Around me skankers, nerds and punks softly pushed their shoulders into each other while I felt a smile creep onto my face.
"This is the friendliest moshpit I've ever been in," I said to no one, and then proceed to lift a knee to meet my opposite elbow, joining my amiable strangers for the rest of Big D and The Kids Table's set.
Its called skanking, a dance move that young whippersnappers use as a form of youthful rebellion. Everyone has their own way of doing it. My friend, who curls his body up and touches knee to elbow, knee to elbow, or the cute girl next to me, daintily throwing her toes out and flailing her arms, or even the lead singer of Big D... no one could help themselves. It's contagious, and by the end of the night, everyone was skanking in their own style.
Big D and The Kid's Table are a ska septet hailing from Berklee College of Music in Boston. Their raw style blends the early 90s punk revolution and the late 90s pop-ska explosion with just a hint of hardcore. The band has slowly built up a large following, having opened for thousands of shows, headlining 2 tours and playing together for over 2 decades. Their most recent tour was stopped short due to lead singer Dave McWane's battle with thyroid cancer. He announced himself cancer free last month and the band has decided to make up the missed tour venues.

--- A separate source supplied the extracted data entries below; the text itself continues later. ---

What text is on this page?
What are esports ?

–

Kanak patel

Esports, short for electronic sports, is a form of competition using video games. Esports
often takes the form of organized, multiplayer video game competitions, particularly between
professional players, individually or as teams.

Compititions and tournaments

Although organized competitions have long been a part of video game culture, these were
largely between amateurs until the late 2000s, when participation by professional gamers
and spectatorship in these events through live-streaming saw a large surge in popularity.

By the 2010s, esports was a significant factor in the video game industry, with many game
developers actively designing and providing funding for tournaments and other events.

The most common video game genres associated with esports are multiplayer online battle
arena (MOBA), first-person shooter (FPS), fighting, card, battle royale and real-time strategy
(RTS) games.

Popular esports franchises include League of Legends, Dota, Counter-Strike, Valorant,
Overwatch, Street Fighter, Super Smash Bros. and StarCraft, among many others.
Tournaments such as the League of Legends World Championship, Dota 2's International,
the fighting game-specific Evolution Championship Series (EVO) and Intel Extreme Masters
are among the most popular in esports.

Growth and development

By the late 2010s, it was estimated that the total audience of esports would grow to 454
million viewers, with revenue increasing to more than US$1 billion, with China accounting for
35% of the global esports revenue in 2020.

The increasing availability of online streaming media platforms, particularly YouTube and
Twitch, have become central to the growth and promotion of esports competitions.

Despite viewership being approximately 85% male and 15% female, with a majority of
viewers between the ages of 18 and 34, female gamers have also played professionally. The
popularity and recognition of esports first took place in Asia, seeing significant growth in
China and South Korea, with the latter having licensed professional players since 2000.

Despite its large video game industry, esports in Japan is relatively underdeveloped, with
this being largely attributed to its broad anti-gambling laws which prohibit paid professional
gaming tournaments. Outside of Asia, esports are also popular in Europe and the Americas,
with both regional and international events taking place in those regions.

McWane obviously felt happy to be back, as he belted out "Noise Complaint" and "Shining On", two of the bands most popular tracks. Trumpet player Chris Lucca and Saxman Ryan O'Conner proved themselves as they remained in tune while adding subtle riffs; a challenging task made look easy.
Toad's place is a notoriously intimate venue and in my opinion, one of the best places you could ever see a show. The smaller size makes even a small crowd of a couple hundred seem like sardines in a crushed tin box. The bar is tucked into a corner, leaving the creaky wooden floorboards open to skankers, moshers and spazzers.
Unfortunately the audience of a couple hundred took a while to get energized. The opening bands, whose style and energy matched Big D's, were not met with the expected zeal. Most in the audience bobbed their heads and bent their knees to the upbeats, but many were seen standing idly by.
The show may have packed a punch, but had far too many 'still-standers' and 'wall-leaners'. Those of us that just wanted to skank the night away had a blast.
Big D will continue touring until the end of July with Goldfinger and Reel Big Fish.